Estamos acostumbrados, por mucho que nos pese, a creer en algo, por muy extraño que sea. Los tiempos de la cólera moderna han exhumado antiguas supercherías y han inhumado no pocas evidencias científicas. Los más ilustrados en las teorías conspirativas de Tutankamón señalan que el origen de todos los males que nos acechan se halla en el desenterramiento de Franco. Aquel que al tercer año había resucitado en la novela de Vizcaíno Casas.
En los años en que se editó la novela, Vizcaíno no se escribía Bizkaino y el dictador se autoexhumaba, a sabiendas de que vendrían otros, años después, para despojarle de su cárcava en el Valle de los Caídos, y convertir al sátrapa en un caído del valle. Otros piensan que la interpretación en salmodia de las canciones en salmuera del “Dúo dinámico” puede tener un efecto satánico. Los hay también que piensan que hasta que no se corte el pelo Pablo Iglesias no vamos a dejar de caer en barrena, sin solución de continuidad capilar.
En los últimos meses, presas del reclutamiento forzoso en nuestras casas, levas confinadas, los españoles hemos pasado a comportarnos como las palomas. Como la paloma de Skinner. Fue Skinner el que descubrió que las palomas padecen también del ensalmo de las supersticiones cuando viven en cautiverio. De modo que mecanizan comportamientos y automatizan movimientos pensando que hay una relación causal entre sus acciones y sus resultados. Dan vueltas sobre sí mismas o picotean sincrónicamente un número determinados de veces los barrotes de la jaula. Lo hacen porque deducen que de ese modo obtienen el pienso del día.
Durante el confinamiento domiciliario, los españoles llevaron a cabo toda suerte de prácticas. Como dar diez vueltas alrededor del cónyuge para ver si desaparecía un rato, o abrir y cerrar compulsivamente la ventana para intentar que los niños se callasen en algún momento. Incluso lo llegaron a hacer personas ilustradas y letradas de cuerpo entero, que utilizaban su inteligencia para construir razones ante sus extravagancias. El mundo de las redes sociales nos ha alienado y pensamos todos que somos Steve Jobs microfonado.
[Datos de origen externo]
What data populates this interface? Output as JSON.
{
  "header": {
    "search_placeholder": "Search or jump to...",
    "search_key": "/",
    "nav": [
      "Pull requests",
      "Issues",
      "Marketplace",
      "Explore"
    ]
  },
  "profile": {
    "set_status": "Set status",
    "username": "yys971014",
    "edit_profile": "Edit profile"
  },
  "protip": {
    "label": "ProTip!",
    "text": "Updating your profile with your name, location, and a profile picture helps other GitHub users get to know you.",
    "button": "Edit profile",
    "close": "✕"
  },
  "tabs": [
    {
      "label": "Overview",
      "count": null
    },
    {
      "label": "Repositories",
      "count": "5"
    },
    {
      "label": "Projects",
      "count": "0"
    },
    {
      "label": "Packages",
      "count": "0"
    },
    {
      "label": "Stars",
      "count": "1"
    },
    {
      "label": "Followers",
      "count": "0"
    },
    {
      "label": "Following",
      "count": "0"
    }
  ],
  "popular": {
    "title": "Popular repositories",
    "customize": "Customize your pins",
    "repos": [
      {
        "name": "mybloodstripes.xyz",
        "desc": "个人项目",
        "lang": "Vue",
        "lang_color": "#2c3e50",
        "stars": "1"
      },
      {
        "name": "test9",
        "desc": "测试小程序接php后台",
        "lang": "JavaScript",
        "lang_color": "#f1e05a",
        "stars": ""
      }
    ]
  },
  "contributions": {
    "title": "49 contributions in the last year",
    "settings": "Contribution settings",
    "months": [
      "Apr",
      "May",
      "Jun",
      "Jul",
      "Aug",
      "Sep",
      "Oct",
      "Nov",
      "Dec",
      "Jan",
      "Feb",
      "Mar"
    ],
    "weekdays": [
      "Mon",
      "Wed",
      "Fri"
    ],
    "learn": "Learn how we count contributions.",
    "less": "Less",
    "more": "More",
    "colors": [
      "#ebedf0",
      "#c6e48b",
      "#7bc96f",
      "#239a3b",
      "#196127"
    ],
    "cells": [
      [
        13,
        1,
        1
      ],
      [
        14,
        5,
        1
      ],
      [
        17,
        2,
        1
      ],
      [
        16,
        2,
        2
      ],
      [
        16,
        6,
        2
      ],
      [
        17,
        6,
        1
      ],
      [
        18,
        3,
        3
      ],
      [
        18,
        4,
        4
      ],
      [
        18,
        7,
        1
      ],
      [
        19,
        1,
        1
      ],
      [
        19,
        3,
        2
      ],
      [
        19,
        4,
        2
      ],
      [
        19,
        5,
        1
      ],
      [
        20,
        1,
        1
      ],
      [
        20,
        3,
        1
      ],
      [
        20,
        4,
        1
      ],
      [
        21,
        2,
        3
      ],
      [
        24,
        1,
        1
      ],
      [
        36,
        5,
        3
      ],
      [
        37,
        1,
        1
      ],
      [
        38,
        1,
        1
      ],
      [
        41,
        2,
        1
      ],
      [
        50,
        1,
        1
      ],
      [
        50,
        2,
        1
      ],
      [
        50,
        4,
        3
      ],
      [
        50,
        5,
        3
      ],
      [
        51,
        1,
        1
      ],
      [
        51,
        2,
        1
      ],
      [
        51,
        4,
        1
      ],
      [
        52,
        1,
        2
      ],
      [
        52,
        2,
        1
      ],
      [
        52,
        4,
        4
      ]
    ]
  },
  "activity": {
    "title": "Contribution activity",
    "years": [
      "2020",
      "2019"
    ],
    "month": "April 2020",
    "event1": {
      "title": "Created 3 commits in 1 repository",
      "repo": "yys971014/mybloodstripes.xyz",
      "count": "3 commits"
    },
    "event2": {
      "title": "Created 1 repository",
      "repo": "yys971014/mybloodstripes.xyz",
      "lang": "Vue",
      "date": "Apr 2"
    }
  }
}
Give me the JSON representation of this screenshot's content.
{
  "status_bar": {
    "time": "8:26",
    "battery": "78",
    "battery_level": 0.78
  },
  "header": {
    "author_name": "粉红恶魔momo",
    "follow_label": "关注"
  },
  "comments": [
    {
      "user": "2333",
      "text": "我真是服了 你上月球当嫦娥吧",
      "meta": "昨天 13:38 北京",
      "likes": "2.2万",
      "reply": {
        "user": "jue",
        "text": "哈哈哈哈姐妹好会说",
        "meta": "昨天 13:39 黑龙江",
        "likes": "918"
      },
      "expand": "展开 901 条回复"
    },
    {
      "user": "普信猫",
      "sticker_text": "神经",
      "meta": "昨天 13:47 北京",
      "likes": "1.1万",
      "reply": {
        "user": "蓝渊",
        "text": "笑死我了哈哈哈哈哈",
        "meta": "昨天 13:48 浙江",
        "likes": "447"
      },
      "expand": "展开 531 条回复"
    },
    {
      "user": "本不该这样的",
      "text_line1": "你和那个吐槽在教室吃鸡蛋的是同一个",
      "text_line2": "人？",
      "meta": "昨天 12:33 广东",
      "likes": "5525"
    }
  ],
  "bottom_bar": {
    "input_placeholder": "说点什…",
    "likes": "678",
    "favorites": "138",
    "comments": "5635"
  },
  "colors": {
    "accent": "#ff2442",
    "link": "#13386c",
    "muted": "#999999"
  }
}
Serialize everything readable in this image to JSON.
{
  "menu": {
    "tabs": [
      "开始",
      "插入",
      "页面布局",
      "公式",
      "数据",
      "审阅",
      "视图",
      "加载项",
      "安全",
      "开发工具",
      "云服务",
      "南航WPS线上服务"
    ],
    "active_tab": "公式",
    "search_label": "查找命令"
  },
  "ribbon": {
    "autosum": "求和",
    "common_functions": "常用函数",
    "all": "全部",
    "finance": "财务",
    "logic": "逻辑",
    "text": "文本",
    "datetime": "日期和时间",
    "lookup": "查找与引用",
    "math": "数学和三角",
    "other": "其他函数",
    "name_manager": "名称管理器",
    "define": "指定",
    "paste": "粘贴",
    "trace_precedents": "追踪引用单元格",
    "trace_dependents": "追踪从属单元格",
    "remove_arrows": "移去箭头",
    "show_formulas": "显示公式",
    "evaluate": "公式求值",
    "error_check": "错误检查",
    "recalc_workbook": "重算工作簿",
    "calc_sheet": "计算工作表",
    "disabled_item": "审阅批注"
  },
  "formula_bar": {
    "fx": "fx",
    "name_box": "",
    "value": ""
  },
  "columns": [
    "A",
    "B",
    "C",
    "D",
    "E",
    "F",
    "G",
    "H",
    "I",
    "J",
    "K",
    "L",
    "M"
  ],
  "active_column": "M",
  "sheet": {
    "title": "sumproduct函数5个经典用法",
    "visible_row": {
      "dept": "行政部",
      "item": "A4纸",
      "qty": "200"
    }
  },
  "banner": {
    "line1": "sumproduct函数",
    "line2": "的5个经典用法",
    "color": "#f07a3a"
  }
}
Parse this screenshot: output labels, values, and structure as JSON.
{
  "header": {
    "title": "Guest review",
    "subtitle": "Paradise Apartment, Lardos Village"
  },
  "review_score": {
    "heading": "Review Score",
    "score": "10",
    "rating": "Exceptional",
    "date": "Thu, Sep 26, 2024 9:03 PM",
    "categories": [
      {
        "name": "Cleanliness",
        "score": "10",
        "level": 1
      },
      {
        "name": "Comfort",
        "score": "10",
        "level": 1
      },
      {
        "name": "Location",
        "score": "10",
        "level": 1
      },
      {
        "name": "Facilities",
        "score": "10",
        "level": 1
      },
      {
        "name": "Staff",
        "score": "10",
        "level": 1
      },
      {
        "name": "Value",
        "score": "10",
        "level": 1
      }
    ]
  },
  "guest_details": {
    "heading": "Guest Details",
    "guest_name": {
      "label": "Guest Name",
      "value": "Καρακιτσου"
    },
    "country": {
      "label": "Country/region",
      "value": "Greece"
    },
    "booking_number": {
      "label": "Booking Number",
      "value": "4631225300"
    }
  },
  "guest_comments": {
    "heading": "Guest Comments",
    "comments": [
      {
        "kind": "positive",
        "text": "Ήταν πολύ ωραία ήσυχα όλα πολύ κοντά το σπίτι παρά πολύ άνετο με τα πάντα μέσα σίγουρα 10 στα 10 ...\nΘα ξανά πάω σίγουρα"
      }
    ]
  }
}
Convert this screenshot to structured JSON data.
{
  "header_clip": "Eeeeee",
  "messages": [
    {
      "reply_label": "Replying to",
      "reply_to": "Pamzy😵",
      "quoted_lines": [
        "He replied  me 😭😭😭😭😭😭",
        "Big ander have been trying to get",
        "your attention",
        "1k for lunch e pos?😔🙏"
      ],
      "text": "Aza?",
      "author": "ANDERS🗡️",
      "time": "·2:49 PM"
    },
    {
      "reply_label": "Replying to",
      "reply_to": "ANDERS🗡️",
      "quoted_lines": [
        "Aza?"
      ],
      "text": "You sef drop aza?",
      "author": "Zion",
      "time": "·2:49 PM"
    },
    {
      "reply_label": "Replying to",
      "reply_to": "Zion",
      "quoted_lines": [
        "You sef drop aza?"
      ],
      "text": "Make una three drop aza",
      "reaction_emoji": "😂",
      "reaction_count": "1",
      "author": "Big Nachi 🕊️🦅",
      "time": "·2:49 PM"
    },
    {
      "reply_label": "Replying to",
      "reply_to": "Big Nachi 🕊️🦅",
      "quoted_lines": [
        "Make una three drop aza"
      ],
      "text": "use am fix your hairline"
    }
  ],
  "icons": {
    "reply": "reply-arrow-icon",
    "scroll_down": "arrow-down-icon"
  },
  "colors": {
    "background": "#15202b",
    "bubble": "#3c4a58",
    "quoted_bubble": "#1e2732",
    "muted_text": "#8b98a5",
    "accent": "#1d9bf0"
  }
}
Puestos a hablar de alienaciones, cuatro de cada diez norteamericanos creen que los alienígenas existen. Porcentaje que en España crecería exponencialmente en las últimas fechas si atendemos a las “marcianadas” que se escuchan. Pero es que el 54 por ciento de los ciudadanos del país de Biden cree en los ángeles y en los fantasmas. Y una cuarta parte de los estadounidenses también cree en los viajes en el tiempo, prueba manifiesta de la perturbación mental que produjo en la población películas como “Regreso al futuro” o “Y Peggy Sue se casó”.
Pero es más, porque una décima parte de esa misma población cree en Bigfoot y eso que no han visitado España muchos de ellos. Uno de cada veinte cree que existen vampiros, hombres lobo y zombies, en lo que parece la estructura morfológica de algún partido político. Para los terraplanistas y los que siguen creyendo en el Triángulo de las Bermudas, que para los más jóvenes no es una novela erótica, hay que pedirles que piensen en excentricidades con moderación.
Y más ahora que nos invade una plaga que recibe el nombre de los negacionistas y que son extremadamente ruidosos. Para ellos, que cantan al ritmo de “Amante bandido” de Bosé y “El espíritu del vino“ de Bunbury, hay que pedirles prudencia, ya que carecen de ciencia. Y hasta de consciencia.
En otras palabras, pueden intentar con toda su imaginación conspirativa y alternativa negar lo que está ocurriendo y cuestionar algunas de las medidas paliativas básicas. Y hasta pueden negar la ley de la gravedad y lanzarse desde lo alto de una azotea a la calle. Pero irremisiblemente la gravedad no va a dejar de funcionar para ellos. Cada vez que veo defender estas tesis pienso inevitablemente en que debe ser cierto que existen los reptilianos y que comen ratas como en “V”.
En suma, que la química de las emociones, y a veces la misma química, genera fanáticos. Estamos entrenados, por indolencia, a defender afirmaciones categóricamente falsas. Es el pensamiento mágico frente al pensamiento racional y crítico. Y la magia es literatura, cine, sensualidad y hasta deporte en estado sentimental, pero nunca puede sustituir a la ciencia. De lo contrario, la Ilustración entrará en estado de hibernación polar y no habrá vacunas para tanta estupidez.